With the appearance on the market (sort of) this week of the Kindle Fire ($199), Amazon’s competitor to Barnes & Noble’s Nook ($249), Sony’s eReader ($149), and Apple’s iPad 2 ($499), it seems like a good moment to step back and take stock of what we can expect from the tablet makers in the coming year or two and what the growing ubiquity of the tablet computer will mean for history education.
As the price pressures on these readers result in lower and lower prices, I think it’s fair to say that before long we’ll see more and more of our students toting these into class rather than a laptop. After all, they are lighter, better for reading, and now that Internet connectivity is becoming ubiquitous, they will be much more useful for teaching and learning. And as the textbook rental market matures, why wouldn’t students rent their books as ebooks to read on a tablet rather than buying a book they’ll only sell back (at a substantial loss)? And the tablets allow them to put all of their textbooks on one slim and light device, thereby saving their backs and postures from further damage at the hands of overheavy backpacks.

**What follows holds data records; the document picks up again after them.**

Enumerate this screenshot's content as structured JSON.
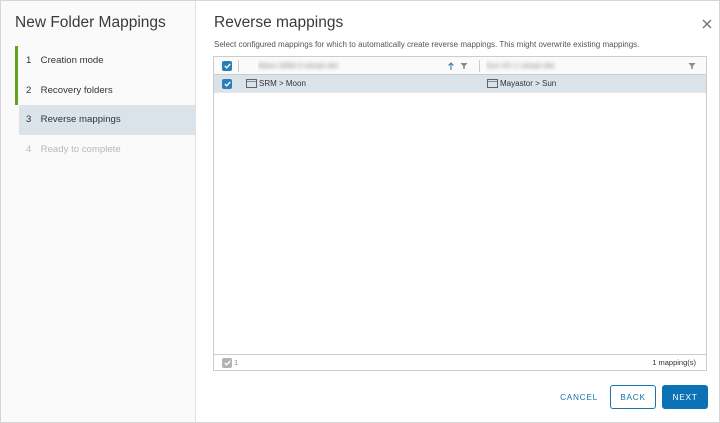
{
  "wizard": {
    "title": "New Folder Mappings",
    "steps": [
      {
        "num": "1",
        "label": "Creation mode",
        "state": "completed"
      },
      {
        "num": "2",
        "label": "Recovery folders",
        "state": "completed"
      },
      {
        "num": "3",
        "label": "Reverse mappings",
        "state": "active"
      },
      {
        "num": "4",
        "label": "Ready to complete",
        "state": "disabled"
      }
    ]
  },
  "main": {
    "title": "Reverse mappings",
    "description": "Select configured mappings for which to automatically create reverse mappings. This might overwrite existing mappings."
  },
  "grid": {
    "columns": [
      {
        "header": "Moon SRM-3 virtual site",
        "sort": "ascending",
        "filter_icon": "filter-icon"
      },
      {
        "header": "Sun VC-1 virtual site",
        "filter_icon": "filter-icon"
      }
    ],
    "rows": [
      {
        "checked": true,
        "col1": "SRM > Moon",
        "col2": "Mayastor > Sun",
        "icon": "folder-icon"
      }
    ],
    "footer": {
      "selected_count": "1",
      "total": "1 mapping(s)"
    }
  },
  "buttons": {
    "cancel": "CANCEL",
    "back": "BACK",
    "next": "NEXT"
  },
  "colors": {
    "accent": "#0b72b5",
    "progress_green": "#62a420",
    "selected_row": "#dbe3ea"
  }
}
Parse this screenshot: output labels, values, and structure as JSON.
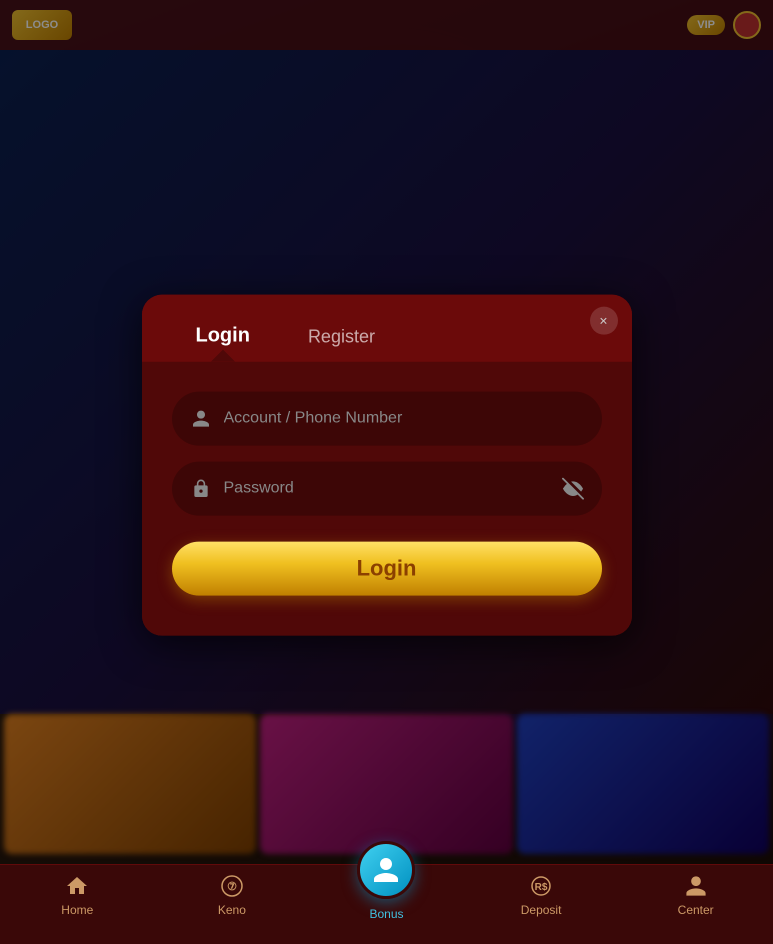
{
  "header": {
    "logo_text": "LOGO",
    "badge_text": "VIP",
    "close_label": "×"
  },
  "modal": {
    "tab_login": "Login",
    "tab_register": "Register",
    "account_placeholder": "Account / Phone Number",
    "password_placeholder": "Password",
    "login_button": "Login"
  },
  "bottom_nav": {
    "items": [
      {
        "id": "home",
        "label": "Home",
        "icon": "🏠"
      },
      {
        "id": "keno",
        "label": "Keno",
        "icon": "⑦"
      },
      {
        "id": "bonus",
        "label": "Bonus",
        "icon": "👤"
      },
      {
        "id": "deposit",
        "label": "Deposit",
        "icon": "💰"
      },
      {
        "id": "center",
        "label": "Center",
        "icon": "👤"
      }
    ]
  },
  "icons": {
    "user": "👤",
    "lock": "🔒",
    "eye_slash": "👁",
    "close": "×"
  }
}
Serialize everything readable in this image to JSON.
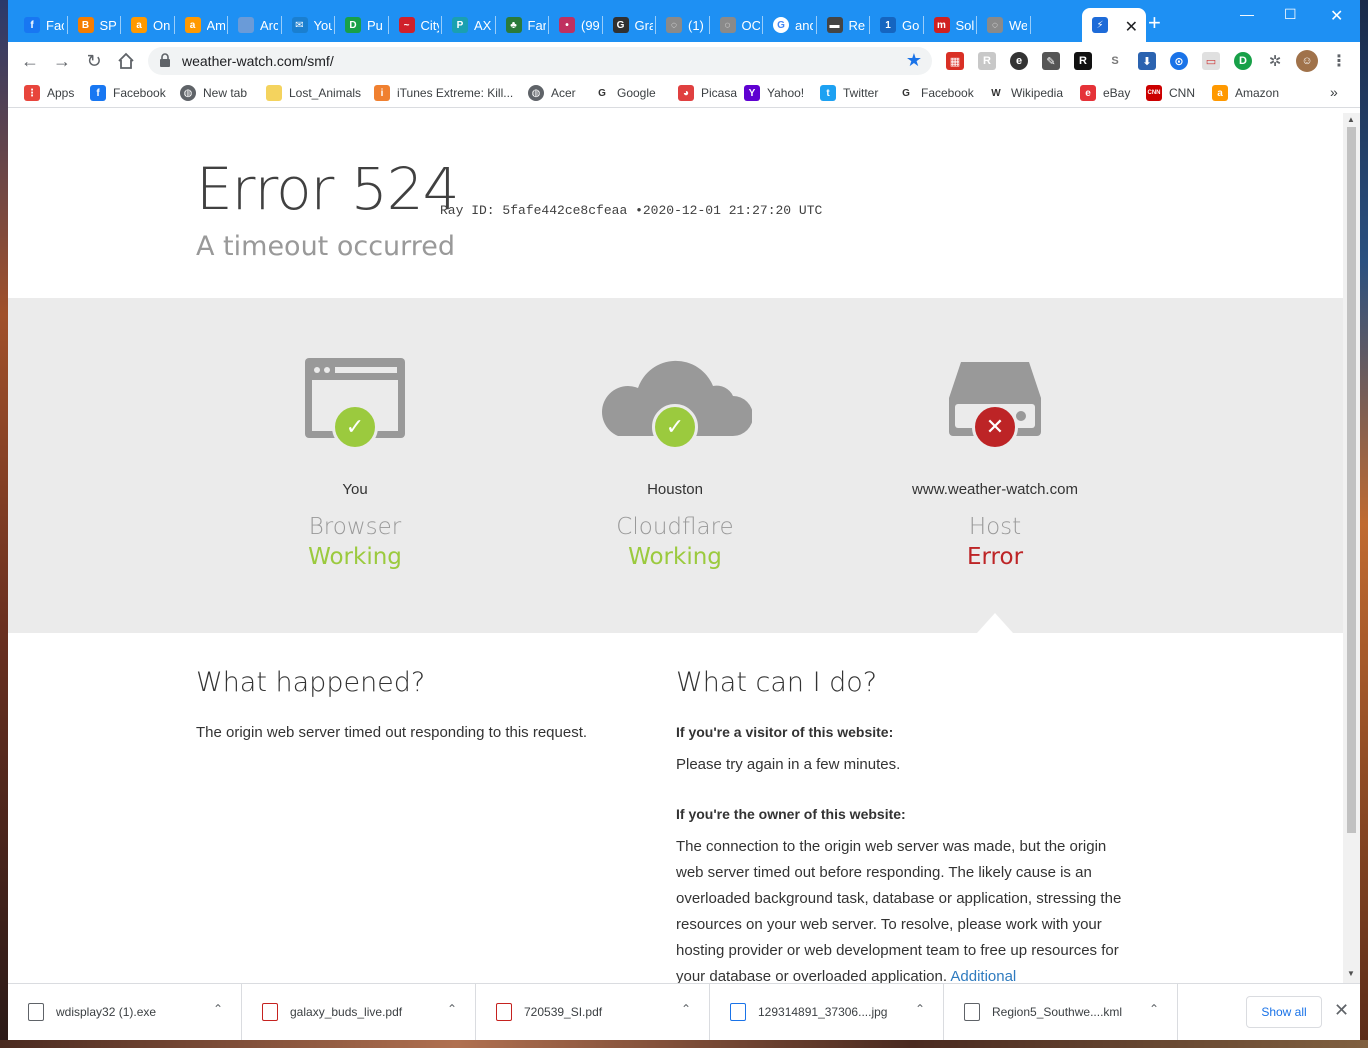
{
  "tabs": [
    {
      "title": "Fac",
      "icon": "facebook-icon",
      "color": "#1877f2",
      "glyph": "f"
    },
    {
      "title": "SPI",
      "icon": "blogger-icon",
      "color": "#f57d00",
      "glyph": "B"
    },
    {
      "title": "On",
      "icon": "amazon-icon",
      "color": "#ff9900",
      "glyph": "a"
    },
    {
      "title": "Am",
      "icon": "amazon-icon",
      "color": "#ff9900",
      "glyph": "a"
    },
    {
      "title": "Arc",
      "icon": "archive-icon",
      "color": "#6a9bd8",
      "glyph": ""
    },
    {
      "title": "You",
      "icon": "mail-icon",
      "color": "#1a7fd0",
      "glyph": "✉"
    },
    {
      "title": "Pu",
      "icon": "pu-icon",
      "color": "#18a048",
      "glyph": "D"
    },
    {
      "title": "City",
      "icon": "city-icon",
      "color": "#d0202a",
      "glyph": "~"
    },
    {
      "title": "AX",
      "icon": "ax-icon",
      "color": "#1aa0b0",
      "glyph": "P"
    },
    {
      "title": "Far",
      "icon": "tree-icon",
      "color": "#2a7a3a",
      "glyph": "♣"
    },
    {
      "title": "(99",
      "icon": "dots-icon",
      "color": "#c03060",
      "glyph": "•"
    },
    {
      "title": "Gra",
      "icon": "gra-icon",
      "color": "#303030",
      "glyph": "G"
    },
    {
      "title": "(1)",
      "icon": "loading-icon",
      "color": "#8a8a8a",
      "glyph": "◌"
    },
    {
      "title": "OC",
      "icon": "loading-icon",
      "color": "#8a8a8a",
      "glyph": "◌"
    },
    {
      "title": "and",
      "icon": "google-icon",
      "color": "#ffffff",
      "glyph": "G"
    },
    {
      "title": "Re",
      "icon": "re-icon",
      "color": "#444444",
      "glyph": "▬"
    },
    {
      "title": "Go",
      "icon": "go-icon",
      "color": "#1565c0",
      "glyph": "1"
    },
    {
      "title": "Sol",
      "icon": "sol-icon",
      "color": "#d02020",
      "glyph": "m"
    },
    {
      "title": "We",
      "icon": "loading-icon",
      "color": "#8a8a8a",
      "glyph": "◌"
    },
    {
      "title": "",
      "icon": "cloudflare-icon",
      "color": "#1e6bd8",
      "glyph": "⚡"
    }
  ],
  "active_tab_index": 19,
  "address": {
    "url": "weather-watch.com/smf/"
  },
  "bookmarks": [
    {
      "label": "Apps",
      "icon": "apps-grid-icon",
      "color": "#e8453c",
      "glyph": "⋮"
    },
    {
      "label": "Facebook",
      "icon": "facebook-icon",
      "color": "#1877f2",
      "glyph": "f"
    },
    {
      "label": "New tab",
      "icon": "globe-icon",
      "color": "#5f6368",
      "glyph": "◍"
    },
    {
      "label": "Lost_Animals",
      "icon": "folder-icon",
      "color": "#f4d35e",
      "glyph": ""
    },
    {
      "label": "iTunes Extreme: Kill...",
      "icon": "itunes-icon",
      "color": "#f08030",
      "glyph": "i"
    },
    {
      "label": "Acer",
      "icon": "globe-icon",
      "color": "#5f6368",
      "glyph": "◍"
    },
    {
      "label": "Google",
      "icon": "google-icon",
      "color": "#ffffff",
      "glyph": "G"
    },
    {
      "label": "Picasa",
      "icon": "picasa-icon",
      "color": "#e04040",
      "glyph": "◕"
    },
    {
      "label": "Yahoo!",
      "icon": "yahoo-icon",
      "color": "#5f01d1",
      "glyph": "Y"
    },
    {
      "label": "Twitter",
      "icon": "twitter-icon",
      "color": "#1da1f2",
      "glyph": "t"
    },
    {
      "label": "Facebook",
      "icon": "google-icon",
      "color": "#ffffff",
      "glyph": "G"
    },
    {
      "label": "Wikipedia",
      "icon": "wikipedia-icon",
      "color": "#ffffff",
      "glyph": "W"
    },
    {
      "label": "eBay",
      "icon": "ebay-icon",
      "color": "#e53238",
      "glyph": "e"
    },
    {
      "label": "CNN",
      "icon": "cnn-icon",
      "color": "#cc0000",
      "glyph": "CNN"
    },
    {
      "label": "Amazon",
      "icon": "amazon-icon",
      "color": "#ff9900",
      "glyph": "a"
    }
  ],
  "page": {
    "error_title": "Error 524",
    "ray_label": "Ray ID:",
    "ray_id": "5fafe442ce8cfeaa",
    "ray_sep": "•",
    "timestamp": "2020-12-01 21:27:20 UTC",
    "subtitle": "A timeout occurred",
    "columns": [
      {
        "location": "You",
        "kind": "Browser",
        "state": "Working",
        "ok": true
      },
      {
        "location": "Houston",
        "kind": "Cloudflare",
        "state": "Working",
        "ok": true
      },
      {
        "location": "www.weather-watch.com",
        "kind": "Host",
        "state": "Error",
        "ok": false
      }
    ],
    "what_happened": {
      "heading": "What happened?",
      "text": "The origin web server timed out responding to this request."
    },
    "what_can_i_do": {
      "heading": "What can I do?",
      "visitor_heading": "If you're a visitor of this website:",
      "visitor_text": "Please try again in a few minutes.",
      "owner_heading": "If you're the owner of this website:",
      "owner_text_lines": [
        "The connection to the origin web server was made, but the origin",
        "web server timed out before responding. The likely cause is an",
        "overloaded background task, database or application, stressing the",
        "resources on your web server. To resolve, please work with your",
        "hosting provider or web development team to free up resources for",
        "your database or overloaded application."
      ],
      "additional_link": "Additional"
    },
    "colors": {
      "ok": "#9bca3e",
      "error": "#bd2426",
      "link": "#2f7bbf"
    }
  },
  "downloads": [
    {
      "name": "wdisplay32 (1).exe",
      "icon": "exe-icon"
    },
    {
      "name": "galaxy_buds_live.pdf",
      "icon": "pdf-icon"
    },
    {
      "name": "720539_SI.pdf",
      "icon": "pdf-icon"
    },
    {
      "name": "129314891_37306....jpg",
      "icon": "image-file-icon"
    },
    {
      "name": "Region5_Southwe....kml",
      "icon": "globe-file-icon"
    }
  ],
  "show_all_label": "Show all"
}
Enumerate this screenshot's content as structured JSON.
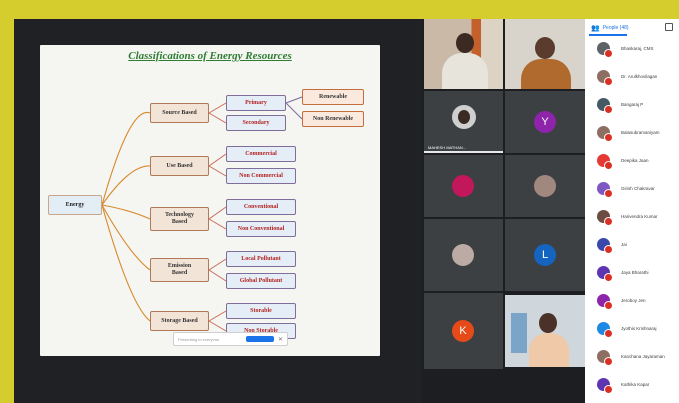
{
  "slide": {
    "title": "Classifications of Energy Resources",
    "root": "Energy",
    "branches": [
      {
        "label": "Source Based",
        "children": [
          "Primary",
          "Secondary"
        ],
        "leaves": [
          "Renewable",
          "Non Renewable"
        ]
      },
      {
        "label": "Use Based",
        "children": [
          "Commercial",
          "Non Commercial"
        ]
      },
      {
        "label": "Technology Based",
        "children": [
          "Conventional",
          "Non Conventional"
        ]
      },
      {
        "label": "Emission Based",
        "children": [
          "Local Pollutant",
          "Global Pollutant"
        ]
      },
      {
        "label": "Storage Based",
        "children": [
          "Storable",
          "Non Storable"
        ]
      }
    ]
  },
  "notification": {
    "text": "Presenting to everyone",
    "button": ""
  },
  "participants": {
    "tiles": [
      {
        "kind": "video",
        "label": ""
      },
      {
        "kind": "video",
        "label": ""
      },
      {
        "kind": "avatar",
        "label": "MAHESH MATHAN...",
        "initial": "",
        "color": "#5f6368"
      },
      {
        "kind": "avatar",
        "label": "",
        "initial": "Y",
        "color": "#8e24aa"
      },
      {
        "kind": "avatar",
        "label": "",
        "initial": "",
        "color": "#c2185b"
      },
      {
        "kind": "avatar",
        "label": "",
        "initial": "",
        "color": "#6d4c41"
      },
      {
        "kind": "avatar",
        "label": "",
        "initial": "",
        "color": "#795548"
      },
      {
        "kind": "avatar",
        "label": "",
        "initial": "L",
        "color": "#1565c0"
      },
      {
        "kind": "avatar",
        "label": "",
        "initial": "K",
        "color": "#e64a19"
      },
      {
        "kind": "video",
        "label": ""
      }
    ]
  },
  "people_panel": {
    "tab_label": "People (48)",
    "people": [
      {
        "name": "Bhaskaraj, CMS",
        "color": "#5f6368"
      },
      {
        "name": "Dr. Arulkhovilagan",
        "color": "#8d6e63"
      },
      {
        "name": "Bangaraj P",
        "color": "#455a64"
      },
      {
        "name": "Balasubramaniyam",
        "color": "#8d6e63"
      },
      {
        "name": "Deepika Jaan",
        "color": "#e53935"
      },
      {
        "name": "Girish Chakravar",
        "color": "#7e57c2"
      },
      {
        "name": "Harivendra Kumar",
        "color": "#6d4c41"
      },
      {
        "name": "Jai",
        "color": "#3949ab"
      },
      {
        "name": "Jaya Bharathi",
        "color": "#5e35b1"
      },
      {
        "name": "Jeroboy Jen",
        "color": "#8e24aa"
      },
      {
        "name": "Jyothis Krishnaraj",
        "color": "#1e88e5"
      },
      {
        "name": "Kanchana Jayaraman",
        "color": "#8d6e63"
      },
      {
        "name": "Kathika Kapar",
        "color": "#5e35b1"
      }
    ]
  }
}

My long-time objection to the Kindle (over and above how ugly it is) was that students could only use it to read a book they had purchased. I encourage my students to bring their laptops to class because with those devices scattered around the room, they can look things up, share images or other content with those sitting around them, and work out problems I pose. Do they surf around too? Of course. But paying attention has always been optional at the college level.
Today, in the fall of 2011, we don’t have good assignments, classroom exercises, and other teaching and learning tools designed for these new tablets. But I suspect that it is just a matter of time before such things begin to crop up. As with laptops, there is the problem of who owns a tablet and who does not, but that is a resource issue that can be addressed by the companies making these devices (grants for students please), by the colleges and universities they attend, or by the private sector in general.
The thornier issue is what sorts of tools we ought to be designing to take advantage of these new platforms. Given that they work on various operating systems, it seems to me that the only way to go is open source.
NB: An interesting take on these issues from Robert Talbert in today’s Chronicle.
2 thoughts on “Tablets and History Education”
Thanks for the post. I’ve noticed more and more students using these and find myself coveting them. Which do you find the most versatile (or is that a tricky question)?
I can only speak to the iPad2, because that’s the one I’ve used thus far, so I’m not really a good person to answer that question. Now, if someone wanted to give me a grant to purchase one of each, then I’d be in a much better position to say. Alas, I don’t see that happening any time soon. On a related note, I was at the Solar Decathlon today here in Washington and a number of the student project houses we toured were run from iPad interfaces. One exception, Team California, was running from a combination of an iPad and an XBox interface. In this case, the students were taking advantage of the XBox motion detector, which added some extra cool to the project. I quizzed one of the students about her iPad controller for the house and she told me it “really wasn’t that hard” to build an interface that allowed the user to turn on and off complex energy systems in the house from the iPad. I realize that these students at the Decathlon are among the most talented students in America (and from around the world), but I also think we’ll see more and more hacking of learning apps by our students. For this reason, at least for now, I’m inclined to the iPad over the other three devices, which are all still built around reading as their primary application.